Sebastian Soeiro (sebastian_2896.delete@this.hotmail.com) on May 31, 2013 10:59 pm wrote:
> rwessel (robertwessel.delete@this.yahoo.com) on May 31, 2013 9:53 pm wrote:
> > The operand itself would never go through the AGU, rather the generated address is passed to the load/store
> > unit (often the AGU is part of that), and once the load
> > completes, the operand is forwarded to the execution
> > unit where the dispatched instruction is waiting for it. Exactly how that happens depends a great deal
> > on the microarchitecture. On a simple in-order design the pipeline may simply be stalled waiting for the
> > load unit to present the single outstanding operand. In an OoO design, a rather more complicated network
> > will exist to get the operand to the instruction (micro-op) needing it, where ever that's happened to end
> > up waiting. Once the instruction has all of its operands, it can then be executed.
> >
> > Things are a bit different on the store side, as the operand
> > is usually available pretty early (it's a store,
> > after all, you already have the operand), and the store,
> > along with the address, can but pushed quickly into
> > the store buffer, and that can then complete independently of
> > the instruction stream. A critical issue is maintaining
> > a coherent and properly sequential view of memory even if
> > the actual (physical) stores and loads are not happening
> > in the architected order. It's not so bad within a single
> > processor, since the store buffer can watch for other
> > memory accesses, and jump in when it has a pending store.
> > But since memory accesses are visible to other processors
> > (and I/O devices), great effort must be taken to ensure
> > that those other devices only see memory accesses in
> > the architected order, or you'll break every multithreaded program in sight.
>
> Thanks for the reply!
>
> - So there is a load/store unit that is included in the AGU's in the diagrams? Operands flow through these
> units? That makes sense; but one thing: how do these load/store units get the operands to the execution
> units? Are they directly linked or do they go through one of the other scheduler/buffers above?
>
> - Ah yes, stores seem to be rather straight forward considering the reasons you stated.
> Though just like the question above; how does the finished result of the instruction
> get to the store unit to store the result? Directly linked? Or another method?

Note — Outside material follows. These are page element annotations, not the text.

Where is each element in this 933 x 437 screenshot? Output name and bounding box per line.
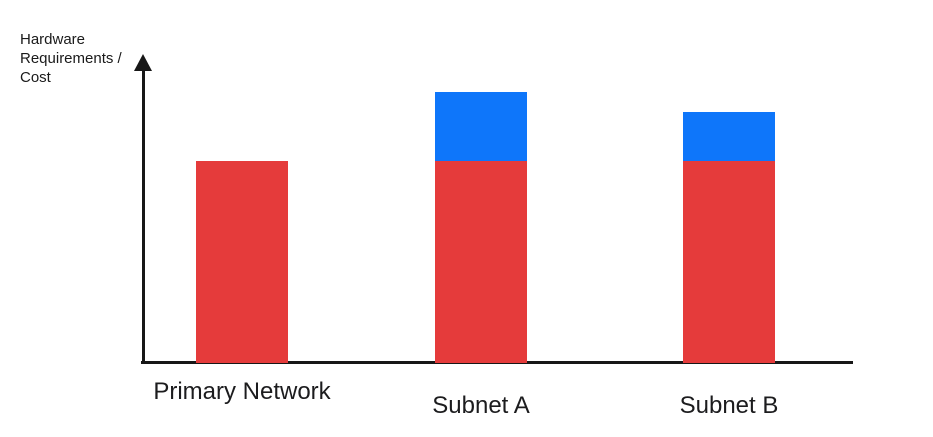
bar-segment-blue	[683, 112, 775, 161]
bar-primary-network	[196, 161, 288, 363]
y-axis-line	[142, 66, 145, 364]
bar-segment-red	[683, 161, 775, 363]
y-axis-label: Hardware Requirements / Cost	[20, 31, 122, 86]
bar-subnet-b	[683, 112, 775, 363]
bar-segment-blue	[435, 92, 527, 161]
bar-subnet-a	[435, 92, 527, 363]
category-label-subnet-b: Subnet B	[679, 392, 779, 419]
bar-segment-red	[196, 161, 288, 363]
category-label-primary-network: Primary Network	[153, 378, 331, 405]
category-label-subnet-a: Subnet A	[432, 392, 530, 419]
bar-segment-red	[435, 161, 527, 363]
y-axis-arrow-icon	[134, 54, 152, 71]
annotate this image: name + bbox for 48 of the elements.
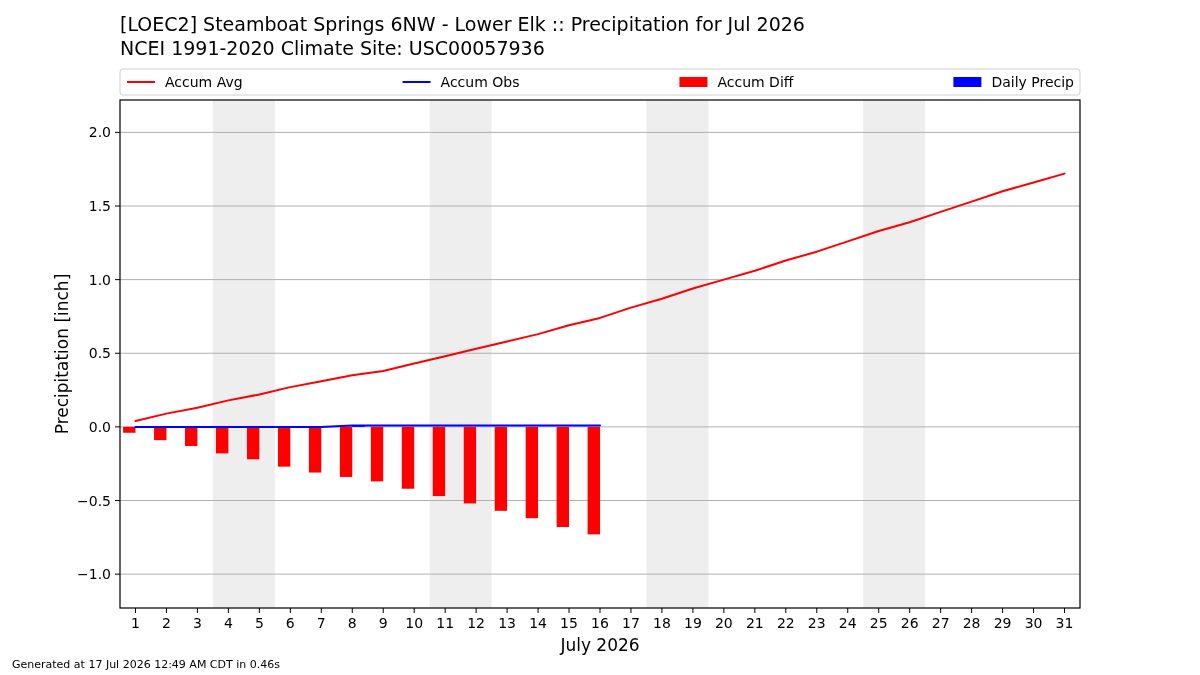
y-tick-label: 0.5: [88, 345, 111, 362]
x-tick-label: 4: [223, 615, 233, 631]
x-tick-label: 6: [285, 615, 295, 631]
x-tick-label: 13: [498, 615, 517, 631]
y-tick-label: 0.0: [88, 418, 111, 435]
x-tick-label: 11: [436, 615, 455, 631]
x-tick-label: 1: [131, 615, 140, 631]
x-tick-label: 20: [714, 615, 733, 631]
x-tick-label: 19: [683, 615, 702, 631]
chart-title: [LOEC2] Steamboat Springs 6NW - Lower Elk :: Precipitation for Jul 2026: [120, 13, 805, 35]
x-tick-label: 14: [529, 615, 548, 631]
x-tick-label: 18: [653, 615, 671, 631]
x-axis-title: July 2026: [559, 635, 640, 655]
x-tick-label: 27: [931, 615, 950, 631]
legend-label: Accum Avg: [165, 74, 243, 90]
x-tick-label: 22: [776, 615, 795, 631]
x-tick-label: 2: [161, 615, 171, 631]
x-tick-label: 28: [962, 615, 981, 631]
x-tick-label: 31: [1055, 615, 1074, 631]
y-tick-label: 1.0: [88, 271, 111, 288]
x-tick-label: 24: [838, 615, 857, 631]
text: Generated at 17 Jul 2026 12:49 AM CDT in 0.46s: [12, 658, 281, 671]
chart-subtitle: NCEI 1991-2020 Climate Site: USC00057936: [120, 37, 545, 59]
x-tick-label: 26: [900, 615, 919, 631]
x-tick-label: 7: [316, 615, 326, 631]
x-tick-label: 23: [807, 615, 826, 631]
x-tick-label: 16: [591, 615, 609, 631]
x-tick-label: 25: [869, 615, 888, 631]
y-tick-label: 1.5: [88, 198, 111, 215]
y-axis-title: Precipitation [inch]: [52, 273, 72, 435]
x-tick-label: 15: [560, 615, 578, 631]
x-tick-label: 29: [993, 615, 1012, 631]
x-tick-label: 8: [347, 615, 357, 631]
x-tick-label: 5: [254, 615, 264, 631]
x-tick-label: 21: [745, 615, 764, 631]
legend-label: Daily Precip: [991, 74, 1075, 90]
legend-label: Accum Obs: [440, 74, 520, 90]
y-tick-label: −1.0: [77, 566, 111, 583]
y-tick-label: 2.0: [88, 124, 111, 141]
x-tick-label: 3: [192, 615, 202, 631]
x-tick-label: 30: [1024, 615, 1043, 631]
line-series: [134, 172, 1066, 422]
x-tick-label: 9: [378, 615, 388, 631]
x-tick-label: 10: [405, 615, 424, 631]
x-tick-label: 17: [622, 615, 640, 631]
x-tick-label: 12: [467, 615, 486, 631]
legend-label: Accum Diff: [717, 74, 794, 90]
y-tick-label: −0.5: [77, 492, 111, 509]
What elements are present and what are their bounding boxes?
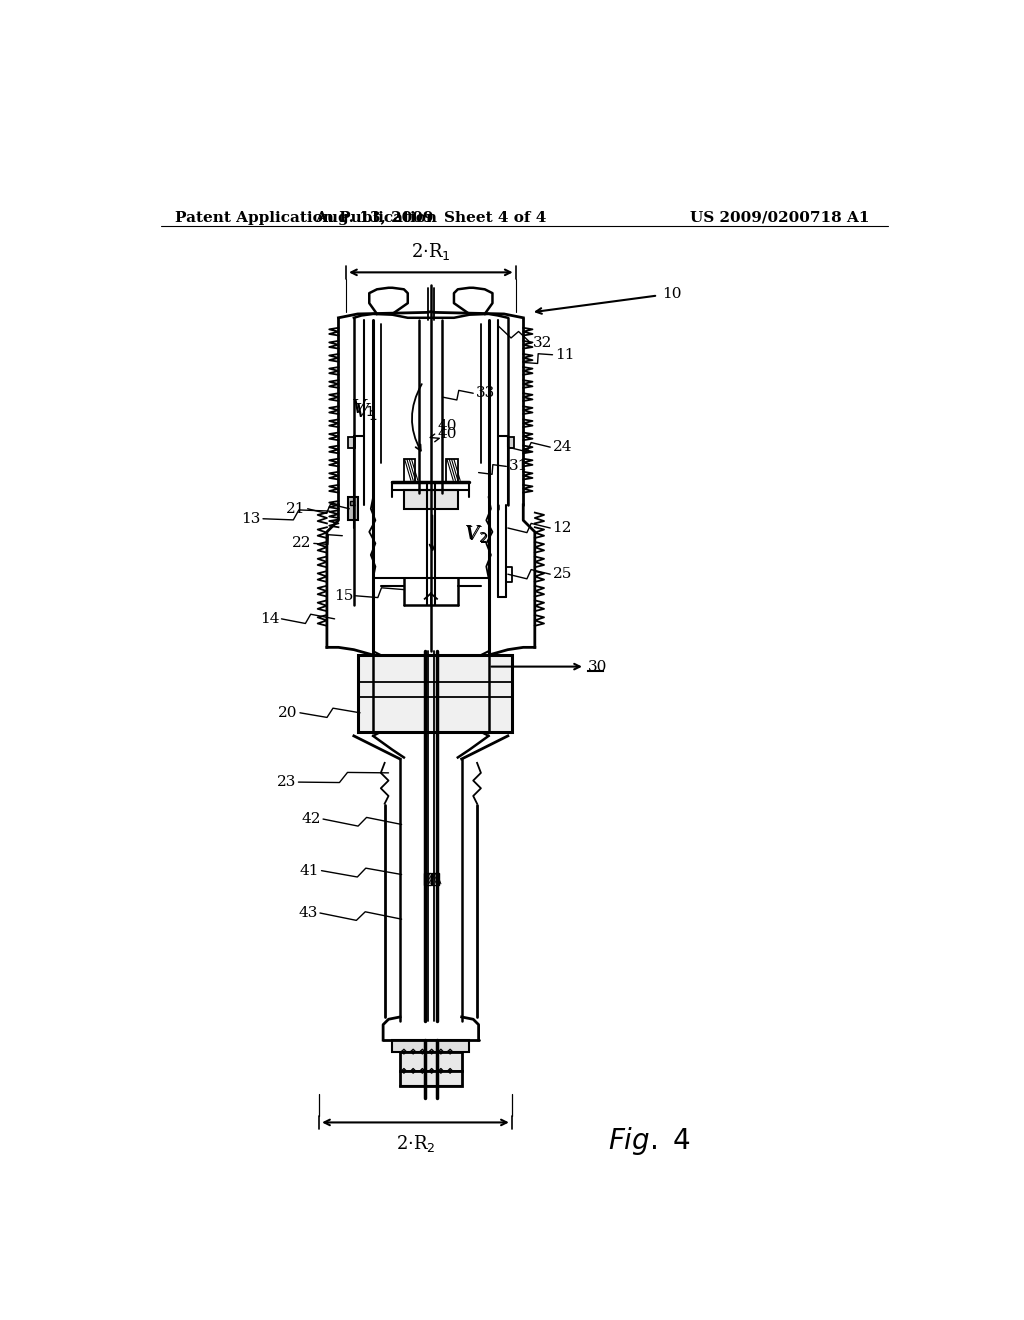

The load/store units *are* types of execution units - they happen to handle loads and stores to memory, rather, that, say, arithmetic operations. Instructions get to them because the dispatcher sends them there. The store unit gets operands just like any other execution unit does, and the load unit sends results to registers, just like and arithmetic unit that generates results does.

Nominally, when an instruction is issued OoO, and before its operands are ready, what it's waiting on is a prior instruction to write its result to a register, which it can then read from the register file. The many rename registers on modern OoO processors are part of the mechanism to be able to execute around dependencies caused by register reuse. But even that isn't quite enough, the path between a result being stored into a register and a dependent instruction reading that result from the register is far too long in most cases, and most fast processors (and not just OoO ones), implement a forwarding network that allows results to be transmitted from one unit to another directly, and in parallel to the update of the register.

In the case of non-RISC machines, the operation of the load and store units is complicated by the fact that there are operations that are read-modify-update in nature. Exactly how those are handled is very dependent on the microarchitecture, but the earlier implementation all broke operations like "add memory,1" into several micro-ops (perhaps a load, an add and a store), more complex designs can compress that into fewer operations. Instructions that get split into multiple micro-ops need special handling on the back end, as you cannot architecturally take an exception in the “middle” of an instruction (and least on most machines).